In order to ensure global dialogue about global cooperation to support a digital transformation that is ethical, human-centric, and leaves no individual or community behind, the Portulans Institute, with the support of UNESCO, will be hosting a series of online events focused on digital transformation and COVID-19, ensuring multi-stakeholder dialogue on how we can build forward better in a post COVID world and ensure inclusive digital transformation.
This series of events will begin with the global dialogue “Building Forward Better: Network Readiness and Digital Transformation in a post-COVID World”, on October 19th, 2020, from 9 am to 11 am EST. Register to attend here. On this occasion, Portulans will also launch the 2020 Network Readiness Index.

This will be followed by a series of follow-up events, focused on digital transformation in different regions and featuring local UNESCO representatives.

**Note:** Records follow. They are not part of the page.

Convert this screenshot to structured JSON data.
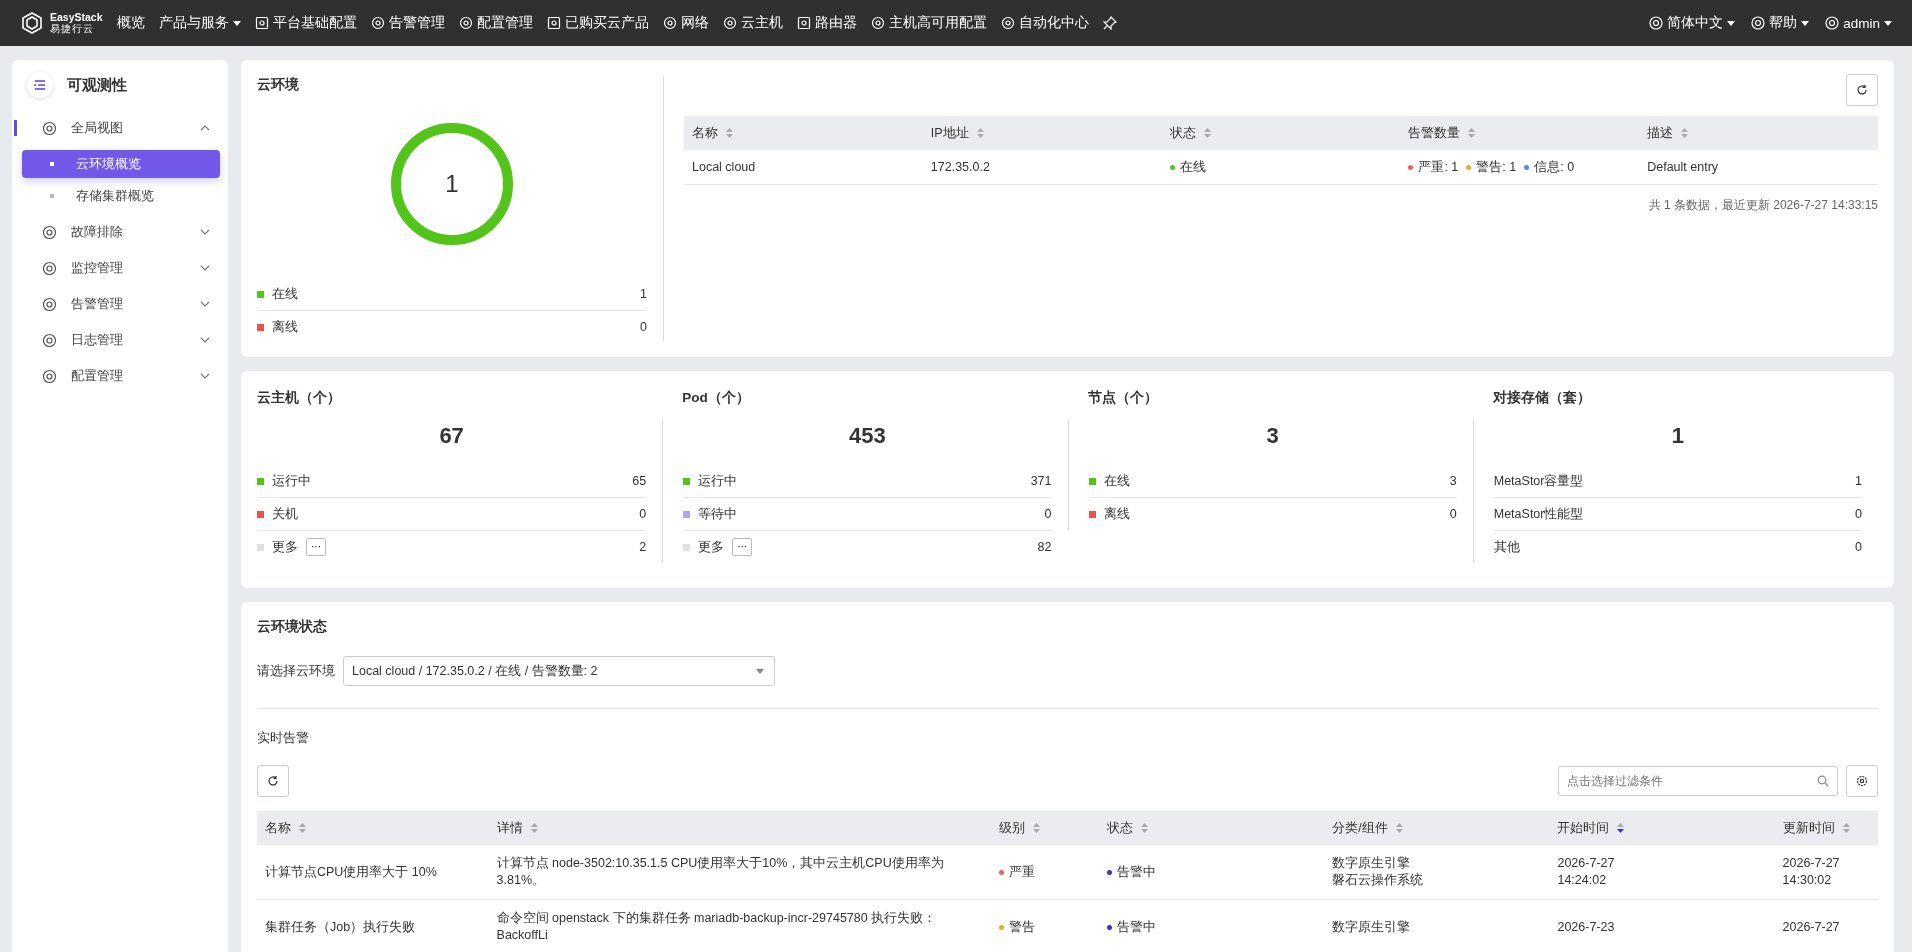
{
  "topbar": {
    "logo": {
      "name": "EasyStack",
      "sub": "易捷行云"
    },
    "nav": [
      {
        "label": "概览",
        "kind": "plain"
      },
      {
        "label": "产品与服务",
        "kind": "dropdown"
      },
      {
        "label": "平台基础配置",
        "kind": "icon"
      },
      {
        "label": "告警管理",
        "kind": "icon"
      },
      {
        "label": "配置管理",
        "kind": "icon"
      },
      {
        "label": "已购买云产品",
        "kind": "icon"
      },
      {
        "label": "网络",
        "kind": "icon"
      },
      {
        "label": "云主机",
        "kind": "icon"
      },
      {
        "label": "路由器",
        "kind": "icon"
      },
      {
        "label": "主机高可用配置",
        "kind": "icon"
      },
      {
        "label": "自动化中心",
        "kind": "icon"
      }
    ],
    "right": [
      {
        "label": "简体中文"
      },
      {
        "label": "帮助"
      },
      {
        "label": "admin"
      }
    ]
  },
  "sidebar": {
    "title": "可观测性",
    "groups": [
      {
        "label": "全局视图",
        "expanded": true,
        "children": [
          {
            "label": "云环境概览",
            "selected": true
          },
          {
            "label": "存储集群概览",
            "selected": false
          }
        ]
      },
      {
        "label": "故障排除",
        "expanded": false
      },
      {
        "label": "监控管理",
        "expanded": false
      },
      {
        "label": "告警管理",
        "expanded": false
      },
      {
        "label": "日志管理",
        "expanded": false
      },
      {
        "label": "配置管理",
        "expanded": false
      }
    ]
  },
  "cloud_env": {
    "title": "云环境",
    "donut": {
      "total": "1",
      "legend": [
        {
          "label": "在线",
          "value": "1",
          "color": "#52c41a"
        },
        {
          "label": "离线",
          "value": "0",
          "color": "#e5534b"
        }
      ]
    },
    "table": {
      "columns": [
        "名称",
        "IP地址",
        "状态",
        "告警数量",
        "描述"
      ],
      "rows": [
        {
          "name": "Local cloud",
          "ip": "172.35.0.2",
          "status": {
            "label": "在线",
            "color": "#52c41a"
          },
          "alerts": [
            {
              "label": "严重: 1",
              "color": "#f0605a"
            },
            {
              "label": "警告: 1",
              "color": "#f5a623"
            },
            {
              "label": "信息: 0",
              "color": "#4a90e2"
            }
          ],
          "description": "Default entry"
        }
      ]
    },
    "footer": "共 1 条数据，最近更新  2026-7-27 14:33:15"
  },
  "stats": [
    {
      "title": "云主机（个）",
      "total": "67",
      "rows": [
        {
          "kind": "dot",
          "label": "运行中",
          "value": "65",
          "color": "#52c41a"
        },
        {
          "kind": "dot",
          "label": "关机",
          "value": "0",
          "color": "#e5534b"
        },
        {
          "kind": "more",
          "label": "更多",
          "button": "···",
          "value": "2",
          "color": "#e0e0e0"
        }
      ]
    },
    {
      "title": "Pod（个）",
      "total": "453",
      "rows": [
        {
          "kind": "dot",
          "label": "运行中",
          "value": "371",
          "color": "#52c41a"
        },
        {
          "kind": "dot",
          "label": "等待中",
          "value": "0",
          "color": "#b0a4f5"
        },
        {
          "kind": "more",
          "label": "更多",
          "button": "···",
          "value": "82",
          "color": "#e0e0e0"
        }
      ]
    },
    {
      "title": "节点（个）",
      "total": "3",
      "rows": [
        {
          "kind": "dot",
          "label": "在线",
          "value": "3",
          "color": "#52c41a"
        },
        {
          "kind": "dot",
          "label": "离线",
          "value": "0",
          "color": "#e5534b"
        }
      ]
    },
    {
      "title": "对接存储（套）",
      "total": "1",
      "rows": [
        {
          "kind": "plain",
          "label": "MetaStor容量型",
          "value": "1"
        },
        {
          "kind": "plain",
          "label": "MetaStor性能型",
          "value": "0"
        },
        {
          "kind": "plain",
          "label": "其他",
          "value": "0"
        }
      ]
    }
  ],
  "env_status": {
    "title": "云环境状态",
    "select_label": "请选择云环境",
    "select_value": "Local cloud / 172.35.0.2 / 在线 / 告警数量: 2",
    "alerts": {
      "title": "实时告警",
      "filter_placeholder": "点击选择过滤条件",
      "columns": [
        {
          "label": "名称",
          "sorted": false
        },
        {
          "label": "详情",
          "sorted": false
        },
        {
          "label": "级别",
          "sorted": false
        },
        {
          "label": "状态",
          "sorted": false
        },
        {
          "label": "分类/组件",
          "sorted": false
        },
        {
          "label": "开始时间",
          "sorted": true
        },
        {
          "label": "更新时间",
          "sorted": false
        }
      ],
      "rows": [
        {
          "name": "计算节点CPU使用率大于 10%",
          "detail": "计算节点 node-3502:10.35.1.5 CPU使用率大于10%，其中云主机CPU使用率为3.81%。",
          "level": {
            "label": "严重",
            "color": "#f0605a"
          },
          "status": {
            "label": "告警中",
            "color": "#3d2fd6"
          },
          "category": [
            "数字原生引擎",
            "磐石云操作系统"
          ],
          "start": [
            "2026-7-27",
            "14:24:02"
          ],
          "update": [
            "2026-7-27",
            "14:30:02"
          ]
        },
        {
          "name": "集群任务（Job）执行失败",
          "detail": "命令空间 openstack 下的集群任务 mariadb-backup-incr-29745780 执行失败：BackoffLi",
          "level": {
            "label": "警告",
            "color": "#f5a623"
          },
          "status": {
            "label": "告警中",
            "color": "#3d2fd6"
          },
          "category": [
            "数字原生引擎"
          ],
          "start": [
            "2026-7-23"
          ],
          "update": [
            "2026-7-27"
          ]
        }
      ]
    }
  }
}
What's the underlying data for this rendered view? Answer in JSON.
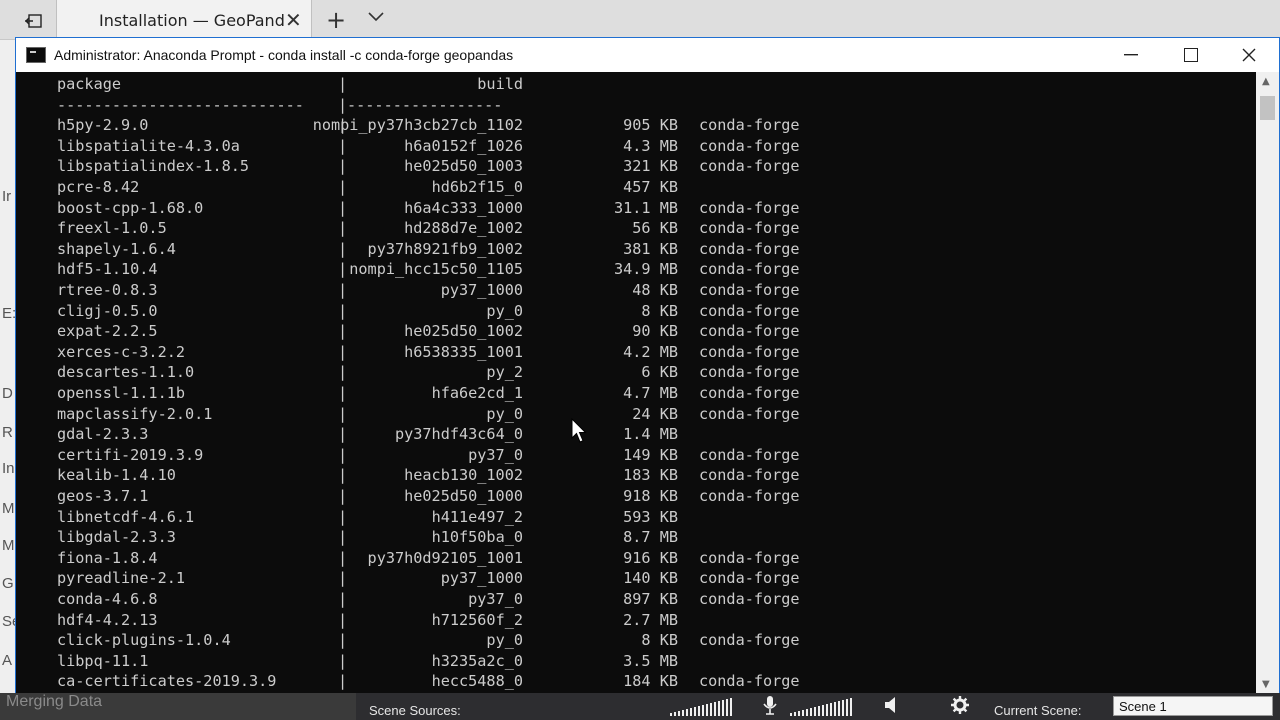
{
  "browser": {
    "tab_title": "Installation — GeoPand",
    "tab_close": "✕",
    "new_tab": "+",
    "tab_list": "﹀"
  },
  "background_page": {
    "letters": [
      "Ir",
      "E:",
      "D",
      "R",
      "In",
      "M",
      "M",
      "G",
      "Se",
      "A"
    ]
  },
  "window": {
    "title": "Administrator: Anaconda Prompt - conda  install -c conda-forge geopandas",
    "minimize": "—",
    "close": "✕"
  },
  "console": {
    "header": {
      "package": "package",
      "build": "build"
    },
    "separator_left": "---------------------------",
    "separator_right": "-----------------",
    "rows": [
      {
        "package": "h5py-2.9.0",
        "build": "nompi_py37h3cb27cb_1102",
        "size": "905 KB",
        "channel": "conda-forge"
      },
      {
        "package": "libspatialite-4.3.0a",
        "build": "h6a0152f_1026",
        "size": "4.3 MB",
        "channel": "conda-forge"
      },
      {
        "package": "libspatialindex-1.8.5",
        "build": "he025d50_1003",
        "size": "321 KB",
        "channel": "conda-forge"
      },
      {
        "package": "pcre-8.42",
        "build": "hd6b2f15_0",
        "size": "457 KB",
        "channel": ""
      },
      {
        "package": "boost-cpp-1.68.0",
        "build": "h6a4c333_1000",
        "size": "31.1 MB",
        "channel": "conda-forge"
      },
      {
        "package": "freexl-1.0.5",
        "build": "hd288d7e_1002",
        "size": "56 KB",
        "channel": "conda-forge"
      },
      {
        "package": "shapely-1.6.4",
        "build": "py37h8921fb9_1002",
        "size": "381 KB",
        "channel": "conda-forge"
      },
      {
        "package": "hdf5-1.10.4",
        "build": "nompi_hcc15c50_1105",
        "size": "34.9 MB",
        "channel": "conda-forge"
      },
      {
        "package": "rtree-0.8.3",
        "build": "py37_1000",
        "size": "48 KB",
        "channel": "conda-forge"
      },
      {
        "package": "cligj-0.5.0",
        "build": "py_0",
        "size": "8 KB",
        "channel": "conda-forge"
      },
      {
        "package": "expat-2.2.5",
        "build": "he025d50_1002",
        "size": "90 KB",
        "channel": "conda-forge"
      },
      {
        "package": "xerces-c-3.2.2",
        "build": "h6538335_1001",
        "size": "4.2 MB",
        "channel": "conda-forge"
      },
      {
        "package": "descartes-1.1.0",
        "build": "py_2",
        "size": "6 KB",
        "channel": "conda-forge"
      },
      {
        "package": "openssl-1.1.1b",
        "build": "hfa6e2cd_1",
        "size": "4.7 MB",
        "channel": "conda-forge"
      },
      {
        "package": "mapclassify-2.0.1",
        "build": "py_0",
        "size": "24 KB",
        "channel": "conda-forge"
      },
      {
        "package": "gdal-2.3.3",
        "build": "py37hdf43c64_0",
        "size": "1.4 MB",
        "channel": ""
      },
      {
        "package": "certifi-2019.3.9",
        "build": "py37_0",
        "size": "149 KB",
        "channel": "conda-forge"
      },
      {
        "package": "kealib-1.4.10",
        "build": "heacb130_1002",
        "size": "183 KB",
        "channel": "conda-forge"
      },
      {
        "package": "geos-3.7.1",
        "build": "he025d50_1000",
        "size": "918 KB",
        "channel": "conda-forge"
      },
      {
        "package": "libnetcdf-4.6.1",
        "build": "h411e497_2",
        "size": "593 KB",
        "channel": ""
      },
      {
        "package": "libgdal-2.3.3",
        "build": "h10f50ba_0",
        "size": "8.7 MB",
        "channel": ""
      },
      {
        "package": "fiona-1.8.4",
        "build": "py37h0d92105_1001",
        "size": "916 KB",
        "channel": "conda-forge"
      },
      {
        "package": "pyreadline-2.1",
        "build": "py37_1000",
        "size": "140 KB",
        "channel": "conda-forge"
      },
      {
        "package": "conda-4.6.8",
        "build": "py37_0",
        "size": "897 KB",
        "channel": "conda-forge"
      },
      {
        "package": "hdf4-4.2.13",
        "build": "h712560f_2",
        "size": "2.7 MB",
        "channel": ""
      },
      {
        "package": "click-plugins-1.0.4",
        "build": "py_0",
        "size": "8 KB",
        "channel": "conda-forge"
      },
      {
        "package": "libpq-11.1",
        "build": "h3235a2c_0",
        "size": "3.5 MB",
        "channel": ""
      },
      {
        "package": "ca-certificates-2019.3.9",
        "build": "hecc5488_0",
        "size": "184 KB",
        "channel": "conda-forge"
      }
    ]
  },
  "obs": {
    "merging": "Merging Data",
    "scene_sources_label": "Scene Sources:",
    "current_scene_label": "Current Scene:",
    "current_scene_value": "Scene 1"
  },
  "colors": {
    "console_bg": "#0c0c0c",
    "console_text": "#cccccc",
    "window_border": "#1f6fd1"
  }
}
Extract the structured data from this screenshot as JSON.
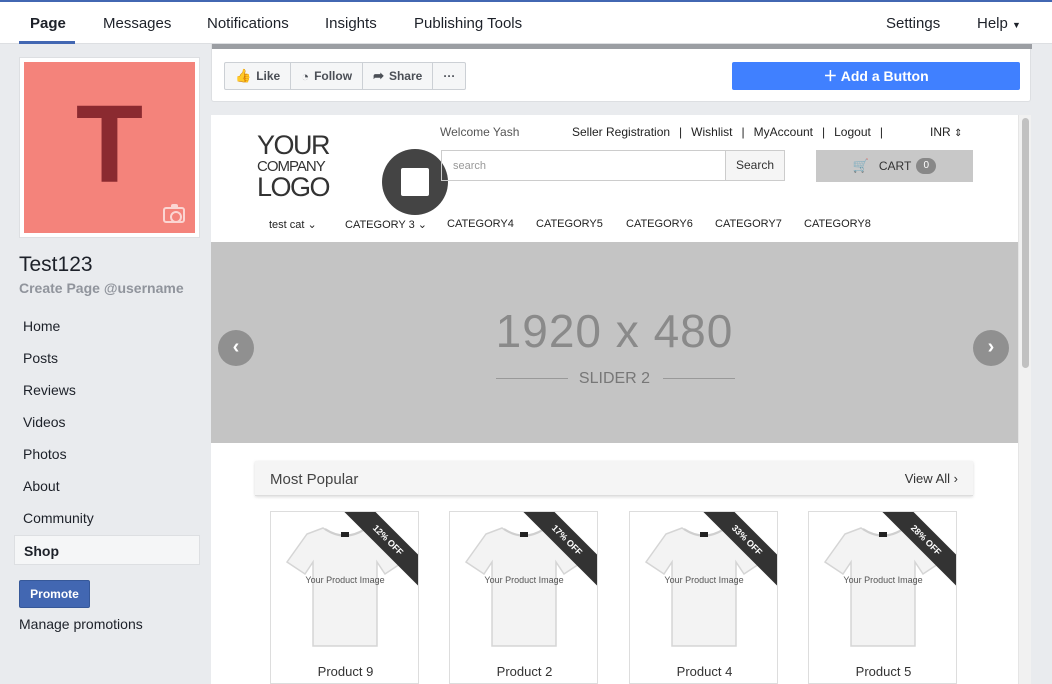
{
  "topnav": {
    "tabs": [
      {
        "label": "Page",
        "active": true
      },
      {
        "label": "Messages"
      },
      {
        "label": "Notifications"
      },
      {
        "label": "Insights"
      },
      {
        "label": "Publishing Tools"
      }
    ],
    "settings": "Settings",
    "help": "Help"
  },
  "profile": {
    "letter": "T",
    "name": "Test123",
    "username": "Create Page @username",
    "cover_color": "#f4837b"
  },
  "sidebar": {
    "items": [
      {
        "label": "Home"
      },
      {
        "label": "Posts"
      },
      {
        "label": "Reviews"
      },
      {
        "label": "Videos"
      },
      {
        "label": "Photos"
      },
      {
        "label": "About"
      },
      {
        "label": "Community"
      },
      {
        "label": "Shop",
        "active": true
      }
    ],
    "promote": "Promote",
    "manage": "Manage promotions"
  },
  "actions": {
    "like": "Like",
    "follow": "Follow",
    "share": "Share",
    "more": "···",
    "add_button": "Add a Button",
    "accent": "#4080ff"
  },
  "shop": {
    "logo": {
      "line1": "YOUR",
      "line2": "COMPANY",
      "line3": "LOGO"
    },
    "welcome": "Welcome Yash",
    "links": [
      "Seller Registration",
      "Wishlist",
      "MyAccount",
      "Logout"
    ],
    "currency": "INR",
    "search_placeholder": "search",
    "search_button": "Search",
    "cart_label": "CART",
    "cart_count": "0",
    "categories": [
      "test cat",
      "CATEGORY 3",
      "CATEGORY4",
      "CATEGORY5",
      "CATEGORY6",
      "CATEGORY7",
      "CATEGORY8"
    ],
    "slider": {
      "dimensions": "1920 x 480",
      "label": "SLIDER 2"
    },
    "popular_title": "Most Popular",
    "view_all": "View All",
    "product_image_text": "Your Product Image",
    "products": [
      {
        "name": "Product 9",
        "discount": "12% OFF"
      },
      {
        "name": "Product 2",
        "discount": "17% OFF"
      },
      {
        "name": "Product 4",
        "discount": "33% OFF"
      },
      {
        "name": "Product 5",
        "discount": "28% OFF"
      }
    ]
  }
}
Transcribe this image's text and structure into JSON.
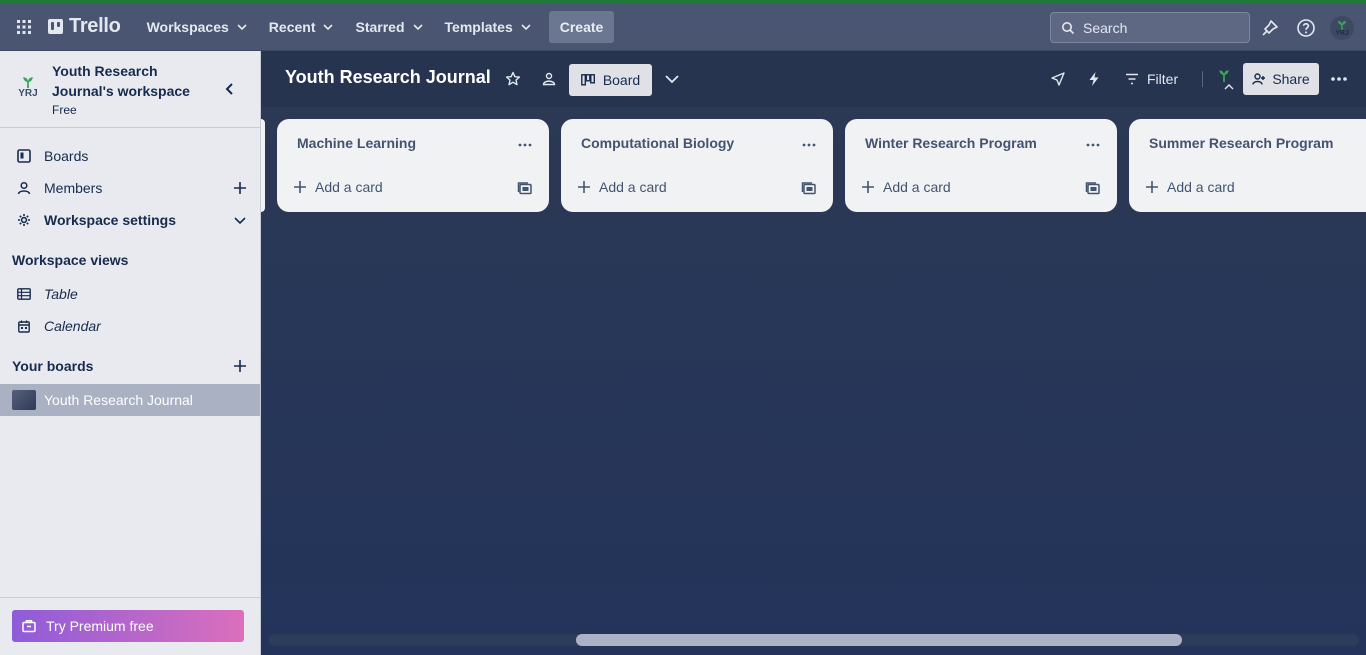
{
  "topbar": {
    "logo_text": "Trello",
    "nav": [
      {
        "label": "Workspaces"
      },
      {
        "label": "Recent"
      },
      {
        "label": "Starred"
      },
      {
        "label": "Templates"
      }
    ],
    "create_label": "Create",
    "search_placeholder": "Search",
    "avatar_initials": "YRJ"
  },
  "sidebar": {
    "workspace_name": "Youth Research Journal's workspace",
    "workspace_plan": "Free",
    "workspace_initials": "YRJ",
    "items": [
      {
        "label": "Boards",
        "icon": "board-icon"
      },
      {
        "label": "Members",
        "icon": "person-icon"
      },
      {
        "label": "Workspace settings",
        "icon": "gear-icon"
      }
    ],
    "views_heading": "Workspace views",
    "views": [
      {
        "label": "Table",
        "icon": "table-icon"
      },
      {
        "label": "Calendar",
        "icon": "calendar-icon"
      }
    ],
    "boards_heading": "Your boards",
    "boards": [
      {
        "label": "Youth Research Journal"
      }
    ],
    "premium_label": "Try Premium free"
  },
  "board": {
    "title": "Youth Research Journal",
    "view_label": "Board",
    "filter_label": "Filter",
    "share_label": "Share",
    "lists": [
      {
        "title": "Machine Learning",
        "add_label": "Add a card"
      },
      {
        "title": "Computational Biology",
        "add_label": "Add a card"
      },
      {
        "title": "Winter Research Program",
        "add_label": "Add a card"
      },
      {
        "title": "Summer Research Program",
        "add_label": "Add a card"
      }
    ]
  },
  "colors": {
    "topbar": "#4a5671",
    "sidebar": "#e9eaef",
    "board_bg": "#26345a",
    "list_bg": "#f1f2f4",
    "premium_start": "#8e5cd9",
    "premium_end": "#db6fbc"
  }
}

Visit the Portulans website for further information about globally-renowned speakers. Find more regional events information and register here.

In the midst of the global pandemic, digital technologies have captured our imagination for their potential to support us in the fight against COVID-19. Emerging technologies and Artificial Intelligence (AI) have helped to expedite the development of a vaccine; predict which public health measures would be most effective; and to keep the public updated with scientific information. They have also allowed us to move much of our lives online, maintaining economic and education systems when most people are staying home and helping us to remain connected to one another. The pandemic has offered examples of how digital tools can be leveraged to build a better, more inclusive, and cooperative future. Since the early months of 2020, the realities of living, working, and studying in a COVID-19 world have spurred unprecedented digital transformations for individuals, firms, and governments. The crisis has contributed to the emergence of a new normal, one more digital than ever before.

Yet, not all regions and social groups are equally able to harness the potential of digital technologies to combat the virus. According to the State of Broadband 2019 Report, although internet user penetration rate is 51.2%, it is only 45% in developing countries and 20% in the least developed countries. The digital and knowledge divides have always existed, but in a situation where many people have to stay home, it transforms from a disadvantage to a debilitating disability. Work is needed in the long-term to increase access to digital technologies, and in the short-term, to ensure that lack of access does not translate into an inability to continue daily life.

In anticipation of the events, Portulans has collaborated with leading world experts on digital transformation, including ministers, CEOs, and thought-leaders, to produce the Dialogue on Digital Transformation: a series of virtual conversations tackling this year’s most pressing questions about digital readiness for the post-COVID-19 world.